Hurricane Gustav came off the western portion of Cuba last night as a Category 4 hurricane and maintained that strength while continuing northwest. It appears that interaction with the landmass caused Gustav to weaken slightly since then. As of this morning, Gustav has weakened to a still very dangerous Category 3 storm. Starting with his vitals:

Center located at 25.3N, 86.0W; maximum sustained winds of 120mph; moving NW @ 17mph; minimum pressure of 960mb, about 20mb higher than the last time I looked near 12A MDT.

Gustav’s impressive satellite signature yesterday has degraded so far today. There is no longer a clear eye portion of the storm. Also, the convection and outflow isn’t as symmetric as it was late last night. The strongest convection looks to be confined to the southwestern portion of the storm.

What’s next for Gustav? He is still heading straight for the northern Gulf coast. As the hours tick away, his most likely landfall site is being forecasted with more confidence. Somewhat surprisingly, that location remains southern Louisiana, perhaps a bit to the east of where I thought he would strike the past two days. It looks more likely that the site will be close to New Iberia, LA. Models are forecasting a slight re-increase of strength back to Category 4 status while Gustav is still over the Gulf. Prior to landfall, his strength should begin slowly decreasing and continue to do so after landfall. Landfall is expected to occur during the day on Monday, currently sometime after 8A CDT. Due to the influence of the ridge of high pressure over the eastern U.S., his forward speed should decrease and the possibility of him stalling over Louisiana or Texas remains high.

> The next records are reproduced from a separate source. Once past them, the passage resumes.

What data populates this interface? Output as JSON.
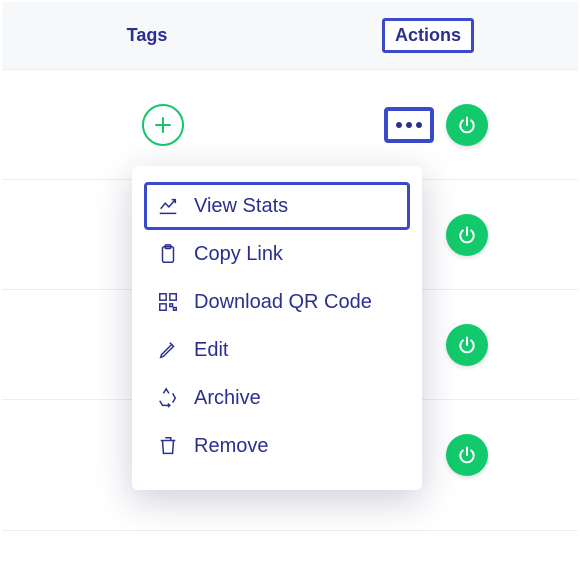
{
  "header": {
    "tags_label": "Tags",
    "actions_label": "Actions"
  },
  "menu": {
    "view_stats": "View Stats",
    "copy_link": "Copy Link",
    "download_qr": "Download QR Code",
    "edit": "Edit",
    "archive": "Archive",
    "remove": "Remove"
  }
}
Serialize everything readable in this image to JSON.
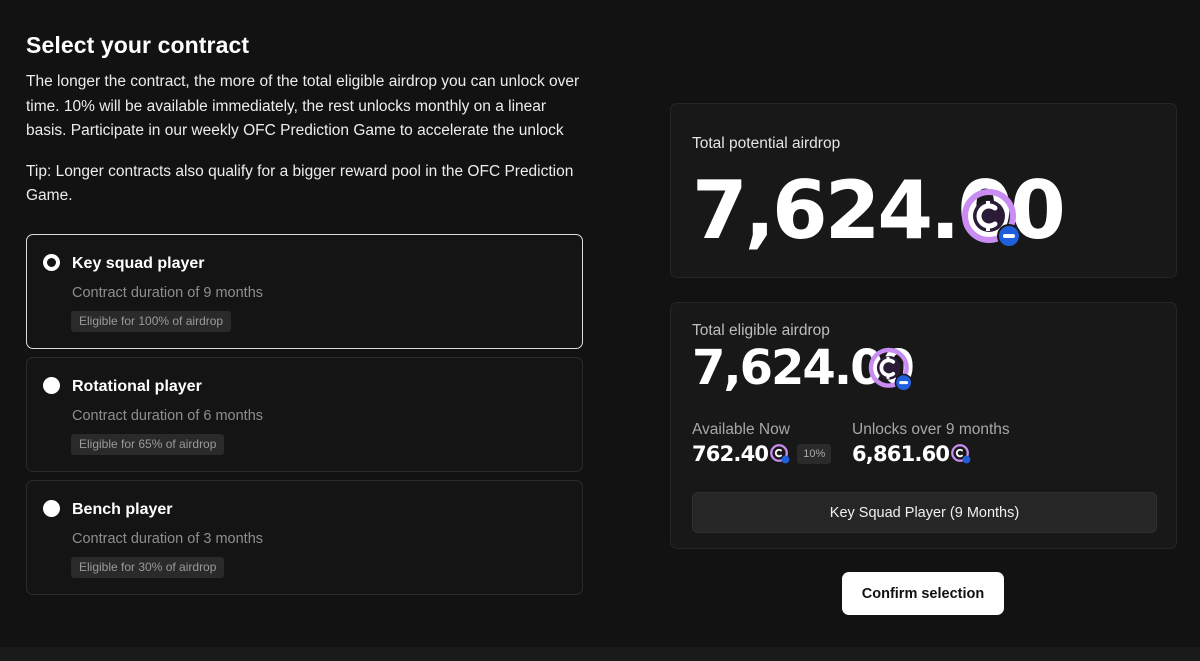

Storm surge from Gustav is expected all along the northern Gulf coast. A maximum of 12-15 feet of storm surge is possible near the mouth of the Mississippi River and east of New Orleans. The height of surge east and west of this region decreases from there, with up to 12 feet forecasted a good distance away from the River, out toward Abbeville to the west and Biloxi, MS to the east. Combined with rain from convective bands, flooding then becomes a major risk from this storm across a very wide area. The initial storm surge and winds will weaken infrastructure and a stalled storm will only add to the challenges facing those who live and those who will help clean up in the region. Based on Gustav’s current projected path and expected effects, I don’t think the situation looks good for the New Orleans area. Damage from wind and flooding should occur once again. It is obviously too early to tell just how extensive that damage will be, which means that officials along the Gulf coast should be congratulated on acting promptly to move residents away from the area.